Castidad se volvió hacia él.

– ¡Sí! -La palabra sonó como un trino tembloroso-. ¡La otra vez dijiste que podía! ¡Lo dijiste, por favor! -Alzó la mano hacia él, y después soltó un gemido ahogado que todos pudieron oír cuando el guante de él se cerró sobre sus inflamados dedos.

Él la soltó, pero la joven se aferró a su brazo. Armonía vio que el hombre se inclinaba y le tomaba las manos con suavidad con sus guantes abiertos. Después, la máscara se irguió y los profundos ojos se apartaron de Castidad para fijarse en el maestro Jamie.

Armonía tragó saliva. Vio la ira que encerraba aquella mirada. Ni siquiera los dibujos en blanco y negro de la máscara fueron suficientes para ocultarla.

– Muy bien, ya puedes rezar con toda tu alma, Chilton -dijo el señor de la medianoche-. Porque aún no he acabado contigo.

Con las primeras luces del alba, bajo una de las sucias ventanas de la taberna Twice Brewed Ale, Leigh cubrió las manos de la joven con ungüento y se las vendó con una gasa.

– Ortigas, ¿eh? -La posadera había llevado la bandeja en persona, con las mangas subidas hasta sus pecosos codos, y la dejó con estrépito-. Eso es una crueldad -dijo con aire severo-. No me hace gracia que ese joven ande por ese lugar de noche. Aquí no queremos problemas.

Castidad se volvió hacia la mujer con el terror reflejado en sus ojos.

– Señora, por favor, ¿vais a echarme de aquí?

La mujer cruzó los brazos.

– No va conmigo eso de echar a nadie.

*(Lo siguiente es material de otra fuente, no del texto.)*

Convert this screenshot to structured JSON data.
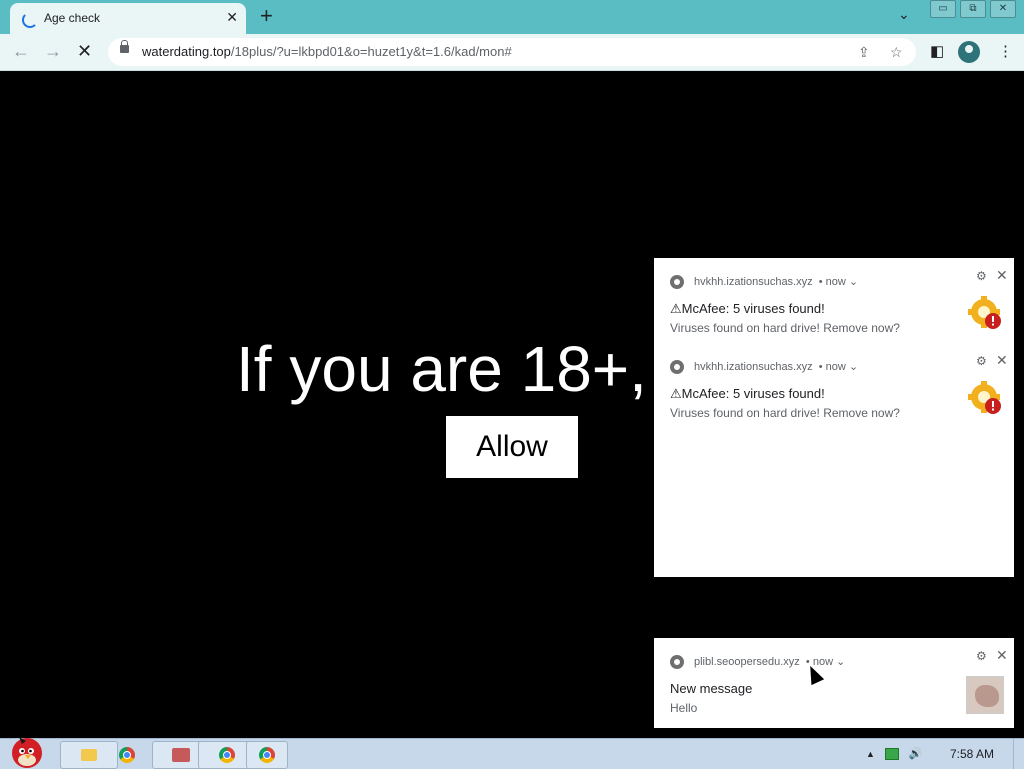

Pero no es bueno que el caballero vaya a remover en aquel caldero, y si el muchacho no deja de hacerlo, no puedo acogerlos aquí.

– Yo hablaré con él -dijo Leigh sin alterarse.

La posadera miró por la ventana con el ceño fruncido hacia el lugar donde el Seigneur entrenaba a Mistral en el patio del establo. Aquella mañana, como cualquier otra, se había levantado al alba para adiestrar al caballo, y a lomos de él le hacía describir círculos y dibujar la figura del ocho y las serpentinas. Ambos, jinete y montura, se movían en silencio, absortos en la tarea. Solo se oía la respiración rítmica de Mistral para marcar el ritmo. Paloma de la Paz estaba con ellos acurrucada bajo su capa, sombra fiel del Seigneur, siempre dispuesta a traer cosas, a llevarlas o a ayudar en lo que fuera.